The conservative base has little trust in a GOP establishment willing to abandon traditional Republican values while awaiting their turn at controlling – and squandering – the public fisc.
If, betrayed by the establishment, the grassroots stay home in 2014, what should be a Republican wave election, won’t be.
Among other benefits, a GOP Senate would be critical in case of a Supreme Court vacancy, so insulting the voters Republicans need to take a Senate majority is utterly asinine.
The party asks conservatives for cash. It asks them to work on campaigns and vote. But, after electing GOP candidates, conservatives are told to push off. The conservative grassroots feel, justifiably, that the GOP establishment has been faithless.
Democrats messed up, so, in effect, some 2012 Pennsylvania Republican candidates ran successfully on a platform of "Not them."
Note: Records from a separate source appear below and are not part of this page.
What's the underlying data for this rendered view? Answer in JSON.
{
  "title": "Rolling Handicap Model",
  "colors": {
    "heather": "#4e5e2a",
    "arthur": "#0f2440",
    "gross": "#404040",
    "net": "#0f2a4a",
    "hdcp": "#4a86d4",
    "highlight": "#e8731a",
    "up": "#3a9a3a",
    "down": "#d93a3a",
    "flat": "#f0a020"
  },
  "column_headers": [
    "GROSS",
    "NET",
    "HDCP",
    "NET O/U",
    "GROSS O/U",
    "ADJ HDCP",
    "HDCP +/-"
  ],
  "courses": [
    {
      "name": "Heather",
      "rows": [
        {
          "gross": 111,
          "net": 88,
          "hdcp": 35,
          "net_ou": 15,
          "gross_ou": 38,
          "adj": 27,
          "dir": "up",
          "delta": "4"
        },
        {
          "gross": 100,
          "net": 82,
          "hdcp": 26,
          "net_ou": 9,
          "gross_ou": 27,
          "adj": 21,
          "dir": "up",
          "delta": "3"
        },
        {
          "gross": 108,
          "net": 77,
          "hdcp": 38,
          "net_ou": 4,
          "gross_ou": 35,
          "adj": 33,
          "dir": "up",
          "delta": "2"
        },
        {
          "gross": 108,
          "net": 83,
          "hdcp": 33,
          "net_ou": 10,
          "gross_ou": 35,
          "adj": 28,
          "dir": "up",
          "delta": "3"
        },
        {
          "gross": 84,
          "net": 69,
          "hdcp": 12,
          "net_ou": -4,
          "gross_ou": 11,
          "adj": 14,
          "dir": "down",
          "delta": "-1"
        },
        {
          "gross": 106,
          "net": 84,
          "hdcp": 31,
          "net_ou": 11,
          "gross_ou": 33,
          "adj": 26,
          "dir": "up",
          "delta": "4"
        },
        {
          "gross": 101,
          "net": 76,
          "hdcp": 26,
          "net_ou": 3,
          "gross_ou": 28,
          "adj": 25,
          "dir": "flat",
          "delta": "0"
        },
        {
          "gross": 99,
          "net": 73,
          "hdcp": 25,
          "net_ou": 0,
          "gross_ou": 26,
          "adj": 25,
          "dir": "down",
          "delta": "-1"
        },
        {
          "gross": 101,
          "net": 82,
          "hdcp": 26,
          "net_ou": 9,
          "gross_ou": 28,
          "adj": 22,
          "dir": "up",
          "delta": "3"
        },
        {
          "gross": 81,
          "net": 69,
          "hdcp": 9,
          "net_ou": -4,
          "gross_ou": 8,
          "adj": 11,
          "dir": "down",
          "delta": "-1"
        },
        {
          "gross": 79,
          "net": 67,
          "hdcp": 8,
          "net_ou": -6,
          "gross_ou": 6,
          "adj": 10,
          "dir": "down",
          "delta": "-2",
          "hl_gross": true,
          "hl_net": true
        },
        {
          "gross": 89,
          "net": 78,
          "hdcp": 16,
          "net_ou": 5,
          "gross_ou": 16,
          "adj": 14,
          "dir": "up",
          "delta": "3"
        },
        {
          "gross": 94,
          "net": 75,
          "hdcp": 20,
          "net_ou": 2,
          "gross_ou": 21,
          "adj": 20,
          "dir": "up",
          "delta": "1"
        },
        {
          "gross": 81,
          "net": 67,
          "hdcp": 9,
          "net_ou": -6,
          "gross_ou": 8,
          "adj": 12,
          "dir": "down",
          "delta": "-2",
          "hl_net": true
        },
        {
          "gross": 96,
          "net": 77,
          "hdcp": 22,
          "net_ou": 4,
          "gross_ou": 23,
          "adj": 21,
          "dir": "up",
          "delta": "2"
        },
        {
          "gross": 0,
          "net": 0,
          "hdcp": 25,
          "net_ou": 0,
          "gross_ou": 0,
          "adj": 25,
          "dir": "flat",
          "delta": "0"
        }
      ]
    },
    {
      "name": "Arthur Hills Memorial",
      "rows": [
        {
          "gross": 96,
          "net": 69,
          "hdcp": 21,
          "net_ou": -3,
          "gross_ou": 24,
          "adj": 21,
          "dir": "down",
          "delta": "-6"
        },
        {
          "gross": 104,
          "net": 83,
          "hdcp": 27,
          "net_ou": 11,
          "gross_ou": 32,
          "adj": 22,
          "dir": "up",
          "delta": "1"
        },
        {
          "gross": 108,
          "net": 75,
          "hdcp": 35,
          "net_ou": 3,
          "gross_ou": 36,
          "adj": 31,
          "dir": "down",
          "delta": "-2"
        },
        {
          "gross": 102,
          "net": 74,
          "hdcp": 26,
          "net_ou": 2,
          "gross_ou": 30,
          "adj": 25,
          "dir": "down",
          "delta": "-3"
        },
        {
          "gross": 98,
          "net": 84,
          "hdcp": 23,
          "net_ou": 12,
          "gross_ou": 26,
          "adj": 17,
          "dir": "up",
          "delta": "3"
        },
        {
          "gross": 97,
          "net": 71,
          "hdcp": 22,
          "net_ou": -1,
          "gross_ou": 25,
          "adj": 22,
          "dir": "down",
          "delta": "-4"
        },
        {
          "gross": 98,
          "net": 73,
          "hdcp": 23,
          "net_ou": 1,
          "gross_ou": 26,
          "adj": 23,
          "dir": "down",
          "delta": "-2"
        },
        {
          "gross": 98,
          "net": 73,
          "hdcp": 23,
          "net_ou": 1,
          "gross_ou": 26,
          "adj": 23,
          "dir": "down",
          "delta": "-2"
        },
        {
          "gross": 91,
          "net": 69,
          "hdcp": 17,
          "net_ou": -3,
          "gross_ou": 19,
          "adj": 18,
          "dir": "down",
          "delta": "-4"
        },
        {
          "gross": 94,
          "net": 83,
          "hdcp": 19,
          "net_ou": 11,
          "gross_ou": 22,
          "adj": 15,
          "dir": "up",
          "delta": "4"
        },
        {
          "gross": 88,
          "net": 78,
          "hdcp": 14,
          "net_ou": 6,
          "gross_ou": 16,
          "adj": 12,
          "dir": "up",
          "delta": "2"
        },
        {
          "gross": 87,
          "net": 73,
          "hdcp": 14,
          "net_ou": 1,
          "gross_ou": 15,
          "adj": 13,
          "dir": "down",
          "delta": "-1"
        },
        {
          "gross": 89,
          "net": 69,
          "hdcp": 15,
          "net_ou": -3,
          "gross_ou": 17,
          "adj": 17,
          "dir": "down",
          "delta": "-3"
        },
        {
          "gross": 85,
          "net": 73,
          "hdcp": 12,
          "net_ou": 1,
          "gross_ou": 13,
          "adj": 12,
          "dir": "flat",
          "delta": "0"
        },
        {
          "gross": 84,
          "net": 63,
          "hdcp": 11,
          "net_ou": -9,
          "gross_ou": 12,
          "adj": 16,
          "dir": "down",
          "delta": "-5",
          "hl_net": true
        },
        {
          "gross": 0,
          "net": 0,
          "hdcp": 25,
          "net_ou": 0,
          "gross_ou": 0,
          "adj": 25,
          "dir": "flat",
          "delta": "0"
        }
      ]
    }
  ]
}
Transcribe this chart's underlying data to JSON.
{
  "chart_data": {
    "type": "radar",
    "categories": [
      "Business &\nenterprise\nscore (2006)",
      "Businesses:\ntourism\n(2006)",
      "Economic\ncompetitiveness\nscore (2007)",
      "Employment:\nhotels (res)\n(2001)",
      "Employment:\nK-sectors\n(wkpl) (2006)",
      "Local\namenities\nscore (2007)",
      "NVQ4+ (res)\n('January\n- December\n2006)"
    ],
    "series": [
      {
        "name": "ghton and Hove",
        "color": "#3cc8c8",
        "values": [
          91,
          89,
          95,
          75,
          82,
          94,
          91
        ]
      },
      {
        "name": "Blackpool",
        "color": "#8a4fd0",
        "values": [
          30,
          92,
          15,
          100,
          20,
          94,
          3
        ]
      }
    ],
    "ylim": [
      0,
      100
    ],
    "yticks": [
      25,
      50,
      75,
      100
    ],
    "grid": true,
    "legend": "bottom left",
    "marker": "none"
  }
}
Fine, but, if we’re to believe that establishment Republicans are "Not them," who are they, really?
In a two-party system, the only way conservatives can restore our government is to first reform the Republican Party. The party understands that a critical grassroots mass is a game-changer. That’s politics. That the GOP establishment is resisting reform suggests that they are complicit in Washington’s governmental malfeasance.
What do establishment Republicans truly stand for, but, more importantly, how will they prove it – or have they?